Implementation of such programs in correctional settings nationwide could
result in a considerable reduction in the hepatitis B--associated disease
burden, not only by eliminating transmission among the incarcerated
population, but also by reducing transmission in the community (8).
References
1.
CDC. Prevention and control of infections with hepatitis viruses in
correctional settings. MMWR 2003;52(No. RR-1).
2.
Khan A, Simard E, Wurtzel H, et al. The prevalence, risk factors, and
incidence of hepatitis B virus infection among inmates in a state
correctional facility [Abstract]. In: Program and abstracts of the 130th
Annual Meeting of the American Public Health Association, Philadelphia,
Pennsylvania, 2002.
3.
CDC. Hepatitis B outbreak in a state correctional facility, 2000. MMWR
2001;50:529--32.
4.
Decker MD, Vaughn WK, Brodie JS, Hutcheson RH Jr, Schaffner W.

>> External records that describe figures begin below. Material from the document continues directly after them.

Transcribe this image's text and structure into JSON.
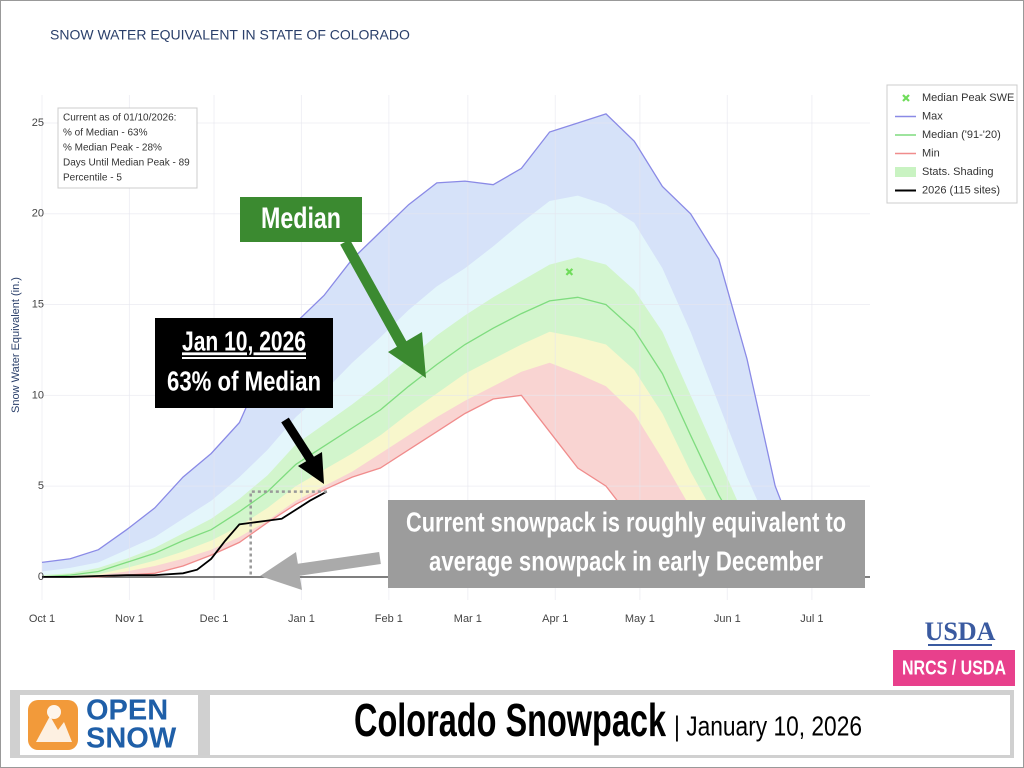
{
  "chart_data": {
    "type": "area",
    "title": "SNOW WATER EQUIVALENT IN STATE OF COLORADO",
    "y_label": "Snow Water Equivalent (in.)",
    "x": [
      0,
      10,
      20,
      30,
      40,
      50,
      60,
      70,
      80,
      90,
      100,
      110,
      120,
      130,
      140,
      150,
      160,
      170,
      180,
      190,
      200,
      210,
      220,
      230,
      240,
      250,
      260,
      270,
      280,
      290
    ],
    "xlim": [
      0,
      293.6
    ],
    "xticks": [
      {
        "value": 0,
        "label": "Oct 1"
      },
      {
        "value": 31,
        "label": "Nov 1"
      },
      {
        "value": 61,
        "label": "Dec 1"
      },
      {
        "value": 92,
        "label": "Jan 1"
      },
      {
        "value": 123,
        "label": "Feb 1"
      },
      {
        "value": 151,
        "label": "Mar 1"
      },
      {
        "value": 182,
        "label": "Apr 1"
      },
      {
        "value": 212,
        "label": "May 1"
      },
      {
        "value": 243,
        "label": "Jun 1"
      },
      {
        "value": 273,
        "label": "Jul 1"
      }
    ],
    "ylim": [
      -1.27,
      26.54
    ],
    "yticks": [
      0,
      5,
      10,
      15,
      20,
      25
    ],
    "grid": true,
    "series": [
      {
        "name": "Max",
        "color": "#8a8ae6",
        "fill": "#d6e2f9",
        "values": [
          0.8,
          1.0,
          1.5,
          2.6,
          3.8,
          5.5,
          6.8,
          8.5,
          12.0,
          14.0,
          15.5,
          17.5,
          19.0,
          20.5,
          21.7,
          21.8,
          21.6,
          22.5,
          24.5,
          25.0,
          25.5,
          24.0,
          21.5,
          20.0,
          17.5,
          12.0,
          5.0,
          1.0,
          0,
          0
        ]
      },
      {
        "name": "Median ('91-'20)",
        "color": "#7fdc7f",
        "values": [
          0,
          0.1,
          0.3,
          0.8,
          1.3,
          2.0,
          2.6,
          3.6,
          4.7,
          6.2,
          7.2,
          8.2,
          9.2,
          10.5,
          11.7,
          12.8,
          13.7,
          14.5,
          15.2,
          15.4,
          15.0,
          13.6,
          11.2,
          7.8,
          4.5,
          1.8,
          0.5,
          0.1,
          0,
          0
        ]
      },
      {
        "name": "Min",
        "color": "#f08c8c",
        "fill": "#ffffff",
        "values": [
          0,
          0,
          0,
          0.1,
          0.2,
          0.6,
          1.2,
          1.9,
          3.0,
          4.0,
          4.8,
          5.5,
          6.0,
          7.0,
          8.0,
          9.0,
          9.8,
          10.0,
          8.0,
          6.0,
          5.0,
          3.0,
          1.5,
          0.5,
          0,
          0,
          0,
          0,
          0,
          0
        ]
      },
      {
        "name": "2026 (115 sites)",
        "color": "#000000",
        "x": [
          0,
          10,
          20,
          30,
          40,
          50,
          55,
          60,
          65,
          70,
          75,
          80,
          85,
          90,
          95,
          101
        ],
        "values": [
          0,
          0,
          0.05,
          0.1,
          0.1,
          0.2,
          0.4,
          1.0,
          2.0,
          2.9,
          3.0,
          3.1,
          3.2,
          3.7,
          4.2,
          4.7
        ]
      }
    ],
    "shading": {
      "name": "Stats. Shading",
      "color": "#c9f3c2",
      "bounds": [
        {
          "color": "#e4f6fb",
          "values": [
            0.3,
            0.5,
            0.8,
            1.5,
            2.2,
            3.2,
            4.2,
            5.5,
            7.0,
            8.8,
            10.2,
            11.8,
            13.2,
            14.7,
            16.0,
            17.0,
            18.2,
            19.5,
            20.7,
            21.0,
            20.5,
            19.5,
            17.0,
            13.5,
            9.5,
            5.5,
            2.0,
            0.5,
            0,
            0
          ]
        },
        {
          "color": "#d2f5cc",
          "values": [
            0.1,
            0.2,
            0.5,
            1.0,
            1.6,
            2.4,
            3.2,
            4.3,
            5.6,
            7.3,
            8.4,
            9.5,
            10.7,
            12.0,
            13.3,
            14.4,
            15.4,
            16.3,
            17.2,
            17.6,
            17.2,
            15.8,
            13.5,
            10.0,
            6.5,
            3.0,
            1.0,
            0.2,
            0,
            0
          ]
        },
        {
          "color": "#f8f7cc",
          "values": [
            0,
            0.05,
            0.15,
            0.5,
            0.9,
            1.4,
            2.0,
            2.8,
            3.8,
            5.0,
            5.9,
            6.8,
            7.8,
            9.0,
            10.1,
            11.2,
            12.0,
            12.8,
            13.5,
            13.2,
            12.8,
            11.4,
            9.0,
            5.8,
            3.0,
            1.0,
            0.2,
            0,
            0,
            0
          ]
        },
        {
          "color": "#f9d4d2",
          "values": [
            0,
            0,
            0.1,
            0.3,
            0.6,
            1.0,
            1.5,
            2.2,
            3.1,
            4.2,
            5.0,
            5.8,
            6.8,
            7.8,
            8.8,
            9.7,
            10.5,
            11.3,
            11.8,
            11.2,
            10.5,
            9.0,
            6.5,
            3.8,
            1.5,
            0.3,
            0,
            0,
            0,
            0
          ]
        }
      ]
    },
    "median_peak": {
      "name": "Median Peak SWE",
      "x": 187,
      "y": 16.8,
      "color": "#6fdc5a"
    },
    "guide": {
      "x": 74,
      "y": 4.7
    },
    "info_box": [
      "Current as of 01/10/2026:",
      "% of Median - 63%",
      "% Median Peak - 28%",
      "Days Until Median Peak - 89",
      "Percentile - 5"
    ],
    "annotations": {
      "median": "Median",
      "date": "Jan 10, 2026",
      "percent": "63% of Median",
      "note": [
        "Current snowpack is roughly equivalent to",
        "average snowpack in early December"
      ]
    }
  },
  "footer": {
    "brand_top": "OPEN",
    "brand_bottom": "SNOW",
    "title": "Colorado Snowpack",
    "subtitle": "| January 10, 2026"
  },
  "source": {
    "logo": "USDA",
    "badge": "NRCS / USDA"
  }
}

Seroepidemiology of hepatitis B in Tennessee prisoners. J Infect Dis
1984;150:450--9.
5.
Hull HF, Lyons LH, Mann JM, Hadler SC, Steece R, Skeels MR. Incidence
of hepatitis B in the penitentiary of New Mexico. Am J Public Health
1985;75:1213--4.
6.
Macalino GE, Vlahov D, Sanford-Colby S, et al. Prevalence and
incidence of HIV, hepatitis B virus, and hepatitis C virus infections among
males in Rhode Island prisons. Am J Public Health 2004;94:1218--23.
7.
Georgia Department of Corrections. Annual report 2001. Available at
http://www.dcor.state.ga.us/pdf/fy01workin.pdf.
8.
Goldstein ST, Alter MJ, Williams IT, et al. Incidence and risk
factors for acute hepatitis B in the United States, 1982--1998: implications
for vaccination programs. J Infect Dis 2002;185:713--9.